Cache which java classes are in a jar when opening jar the first time during classloading

Sun Aug 30 22:19:15 UTC 2015

Hello,

I have been looking through the JVM source related to class loading.
URLClassLoader#findClass calls URLClassPath#getResource
URLClassPath creates a "loader" for every entry on the classpath (e.g.
one JarLoader per jar file)

In getResource, it loops through all its loaders in order,
instantiating them lazily.
For example, it will only create a JarLoader and open a jar file
somewhere "farther along" the classpath if it did not find the
resource in all the prior jars

URLClassLoader#findClass and URLClassPath#getResource are doing linear
searches on all the entries on the classpath every time they need to
load a resource

For a jar file, if there is an index in META-INF, at least the
corresponding loader can figure out if the jar contains a class right
away.
If not, it searches an internal array/data structure created from the
zipfile central directory (see
jdk/src/share/native/java/util/zip/zip_util.c ZIP_GetEntry - if you
follow the call hiearchy from URLClassPath$JarLoader#getResource, you
end up at this function)

If the jars on the classpath are optimal (majority of the classes are
in the first few jars), there is not much overhead
However, when classes are located in multiple jars along the
classpath, the JVM spends nontrivial time searching through all of
them

One possible "solution" would be create a map of all resources ->
which jar/jar loader they belong in whenever a jar file is opened.
This can be done by iterating over JarFile#entries(), which just reads
the central directory from the jar/zip file (which is done anyways to
create some additional data structures when opening a jar/zip file)
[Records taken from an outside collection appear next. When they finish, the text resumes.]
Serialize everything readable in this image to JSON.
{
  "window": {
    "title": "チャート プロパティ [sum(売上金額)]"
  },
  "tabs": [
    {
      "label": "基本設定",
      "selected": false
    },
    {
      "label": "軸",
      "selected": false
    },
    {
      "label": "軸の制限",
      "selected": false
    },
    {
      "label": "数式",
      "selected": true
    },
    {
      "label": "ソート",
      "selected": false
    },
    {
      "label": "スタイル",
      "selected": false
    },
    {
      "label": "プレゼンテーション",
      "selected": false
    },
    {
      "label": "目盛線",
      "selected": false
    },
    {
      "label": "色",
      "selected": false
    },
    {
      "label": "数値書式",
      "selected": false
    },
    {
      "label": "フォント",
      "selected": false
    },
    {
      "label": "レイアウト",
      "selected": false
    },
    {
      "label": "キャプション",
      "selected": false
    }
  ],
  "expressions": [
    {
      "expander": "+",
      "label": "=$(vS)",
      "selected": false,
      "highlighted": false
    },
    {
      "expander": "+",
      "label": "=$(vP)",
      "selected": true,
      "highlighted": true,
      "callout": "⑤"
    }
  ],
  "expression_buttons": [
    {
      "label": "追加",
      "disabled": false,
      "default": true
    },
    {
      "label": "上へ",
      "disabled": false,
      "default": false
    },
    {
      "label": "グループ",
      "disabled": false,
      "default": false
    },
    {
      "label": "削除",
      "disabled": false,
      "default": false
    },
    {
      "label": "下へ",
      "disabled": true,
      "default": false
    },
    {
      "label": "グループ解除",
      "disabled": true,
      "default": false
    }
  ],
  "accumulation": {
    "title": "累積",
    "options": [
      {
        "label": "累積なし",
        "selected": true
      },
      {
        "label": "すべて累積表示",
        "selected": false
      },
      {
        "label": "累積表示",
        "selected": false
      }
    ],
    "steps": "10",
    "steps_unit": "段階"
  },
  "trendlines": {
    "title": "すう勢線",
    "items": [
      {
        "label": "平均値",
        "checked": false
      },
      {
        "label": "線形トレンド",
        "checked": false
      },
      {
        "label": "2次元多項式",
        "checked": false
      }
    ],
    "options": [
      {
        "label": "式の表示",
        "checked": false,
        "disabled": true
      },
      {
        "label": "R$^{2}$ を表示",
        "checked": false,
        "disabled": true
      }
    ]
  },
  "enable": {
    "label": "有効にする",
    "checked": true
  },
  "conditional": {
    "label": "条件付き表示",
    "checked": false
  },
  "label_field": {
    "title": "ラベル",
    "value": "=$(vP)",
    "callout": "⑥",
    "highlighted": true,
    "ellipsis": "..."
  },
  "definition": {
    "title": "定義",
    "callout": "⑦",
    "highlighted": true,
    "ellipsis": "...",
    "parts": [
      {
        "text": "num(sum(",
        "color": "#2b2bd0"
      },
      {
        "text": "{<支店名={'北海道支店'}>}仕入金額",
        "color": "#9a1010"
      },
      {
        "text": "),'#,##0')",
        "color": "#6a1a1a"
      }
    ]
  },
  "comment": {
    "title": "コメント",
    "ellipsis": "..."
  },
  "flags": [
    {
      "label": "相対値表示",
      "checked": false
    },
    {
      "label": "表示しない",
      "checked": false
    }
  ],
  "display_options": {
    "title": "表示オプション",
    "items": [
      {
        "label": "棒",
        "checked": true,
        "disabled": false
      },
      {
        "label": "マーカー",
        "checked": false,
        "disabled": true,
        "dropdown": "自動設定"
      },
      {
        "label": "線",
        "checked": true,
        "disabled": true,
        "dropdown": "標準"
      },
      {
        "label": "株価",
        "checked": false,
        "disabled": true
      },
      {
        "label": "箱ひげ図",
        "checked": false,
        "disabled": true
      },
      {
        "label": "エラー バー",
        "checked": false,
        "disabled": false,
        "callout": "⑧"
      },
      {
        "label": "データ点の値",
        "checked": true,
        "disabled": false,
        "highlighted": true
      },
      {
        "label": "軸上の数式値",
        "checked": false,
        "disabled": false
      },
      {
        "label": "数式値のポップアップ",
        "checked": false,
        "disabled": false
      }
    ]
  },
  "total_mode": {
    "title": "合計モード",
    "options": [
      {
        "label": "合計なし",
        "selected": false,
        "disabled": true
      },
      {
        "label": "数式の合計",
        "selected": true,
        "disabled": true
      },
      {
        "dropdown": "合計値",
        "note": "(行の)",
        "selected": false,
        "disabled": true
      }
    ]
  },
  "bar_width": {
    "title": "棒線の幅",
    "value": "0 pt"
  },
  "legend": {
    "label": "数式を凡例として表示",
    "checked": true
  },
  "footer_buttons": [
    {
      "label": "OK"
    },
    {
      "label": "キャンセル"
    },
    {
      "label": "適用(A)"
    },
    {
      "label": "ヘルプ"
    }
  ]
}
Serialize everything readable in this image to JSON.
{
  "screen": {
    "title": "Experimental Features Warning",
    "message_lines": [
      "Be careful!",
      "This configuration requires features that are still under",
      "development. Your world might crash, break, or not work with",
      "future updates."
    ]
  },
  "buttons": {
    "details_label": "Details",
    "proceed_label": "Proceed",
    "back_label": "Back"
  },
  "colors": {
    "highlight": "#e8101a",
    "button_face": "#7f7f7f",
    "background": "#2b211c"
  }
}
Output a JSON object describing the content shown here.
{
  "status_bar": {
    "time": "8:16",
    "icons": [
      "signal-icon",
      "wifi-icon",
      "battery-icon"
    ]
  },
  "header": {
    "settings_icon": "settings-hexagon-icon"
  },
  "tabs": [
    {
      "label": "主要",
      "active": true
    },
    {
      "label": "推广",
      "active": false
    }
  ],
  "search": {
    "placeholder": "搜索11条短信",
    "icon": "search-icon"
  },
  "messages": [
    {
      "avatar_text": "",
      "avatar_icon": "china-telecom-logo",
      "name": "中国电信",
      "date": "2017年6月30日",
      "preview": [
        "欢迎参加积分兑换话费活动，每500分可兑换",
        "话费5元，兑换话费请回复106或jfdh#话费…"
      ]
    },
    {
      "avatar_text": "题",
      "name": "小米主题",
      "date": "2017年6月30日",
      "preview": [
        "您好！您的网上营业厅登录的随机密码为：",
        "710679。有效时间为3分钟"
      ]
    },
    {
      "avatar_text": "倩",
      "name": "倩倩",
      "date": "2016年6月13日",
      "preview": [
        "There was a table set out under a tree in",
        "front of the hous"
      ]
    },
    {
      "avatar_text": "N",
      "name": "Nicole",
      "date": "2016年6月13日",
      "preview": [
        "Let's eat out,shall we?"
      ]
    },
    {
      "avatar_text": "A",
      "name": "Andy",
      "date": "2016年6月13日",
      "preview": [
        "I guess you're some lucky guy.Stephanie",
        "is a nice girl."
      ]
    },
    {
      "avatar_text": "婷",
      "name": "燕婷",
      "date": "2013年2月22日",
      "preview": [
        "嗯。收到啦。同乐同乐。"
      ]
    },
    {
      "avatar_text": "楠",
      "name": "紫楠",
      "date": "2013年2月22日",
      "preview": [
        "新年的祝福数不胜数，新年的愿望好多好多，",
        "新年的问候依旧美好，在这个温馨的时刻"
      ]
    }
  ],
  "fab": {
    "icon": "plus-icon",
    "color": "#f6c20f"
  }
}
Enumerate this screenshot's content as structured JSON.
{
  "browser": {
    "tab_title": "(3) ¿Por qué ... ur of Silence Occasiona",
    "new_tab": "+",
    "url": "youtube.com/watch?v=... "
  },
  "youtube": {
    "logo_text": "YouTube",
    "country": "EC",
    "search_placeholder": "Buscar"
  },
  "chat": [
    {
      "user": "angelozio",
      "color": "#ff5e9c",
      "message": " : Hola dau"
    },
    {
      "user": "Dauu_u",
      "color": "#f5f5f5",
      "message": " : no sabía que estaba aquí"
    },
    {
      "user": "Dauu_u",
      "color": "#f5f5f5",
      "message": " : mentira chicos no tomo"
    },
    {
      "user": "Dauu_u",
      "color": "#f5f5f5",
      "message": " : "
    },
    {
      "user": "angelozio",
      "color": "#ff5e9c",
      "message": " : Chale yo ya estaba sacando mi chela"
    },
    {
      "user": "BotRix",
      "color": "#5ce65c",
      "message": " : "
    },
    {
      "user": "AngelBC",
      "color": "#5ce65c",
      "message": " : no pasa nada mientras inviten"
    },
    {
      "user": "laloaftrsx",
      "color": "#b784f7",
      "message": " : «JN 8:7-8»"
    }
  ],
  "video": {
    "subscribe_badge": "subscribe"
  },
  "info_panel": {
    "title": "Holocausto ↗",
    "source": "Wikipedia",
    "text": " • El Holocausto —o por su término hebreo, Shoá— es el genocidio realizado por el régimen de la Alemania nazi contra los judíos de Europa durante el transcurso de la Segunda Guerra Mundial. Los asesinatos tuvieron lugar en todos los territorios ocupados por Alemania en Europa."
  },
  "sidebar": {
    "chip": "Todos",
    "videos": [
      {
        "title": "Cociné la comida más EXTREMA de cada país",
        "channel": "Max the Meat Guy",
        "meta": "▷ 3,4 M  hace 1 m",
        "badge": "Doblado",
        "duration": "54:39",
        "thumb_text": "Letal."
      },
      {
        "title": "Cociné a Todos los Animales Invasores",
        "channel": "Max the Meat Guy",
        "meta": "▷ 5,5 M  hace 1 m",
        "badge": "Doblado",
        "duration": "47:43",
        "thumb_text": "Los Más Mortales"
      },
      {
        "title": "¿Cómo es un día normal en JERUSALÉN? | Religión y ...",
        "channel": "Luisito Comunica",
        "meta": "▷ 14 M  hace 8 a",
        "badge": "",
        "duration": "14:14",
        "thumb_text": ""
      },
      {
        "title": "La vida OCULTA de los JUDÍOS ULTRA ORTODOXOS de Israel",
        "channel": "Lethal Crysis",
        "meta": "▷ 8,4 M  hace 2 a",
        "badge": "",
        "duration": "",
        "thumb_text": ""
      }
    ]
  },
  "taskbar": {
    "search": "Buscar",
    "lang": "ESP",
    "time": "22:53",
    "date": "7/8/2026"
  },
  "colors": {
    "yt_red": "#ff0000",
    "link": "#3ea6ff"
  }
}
I implemented this to try it out and for a java program with ~1800
classes, it improved the find class time (taken from
sun.misc.PerfCounter.getFindClassTime()) from ~1.4s to ~1s

I tried to think of reasons why this was not done already; looking
through the code, I believe the semantics of the loaders remain the
same.
There is technically a memory overhead of saving this map of resources
-> jar files/loaders, but improves the algorithm complexity from
O(number of jars on classpath) to O(1)

Would appreciate any feedback/insight as to whether this would be a
good change or why it is the way it currently is.
Thank you!

Best regards,
Adrian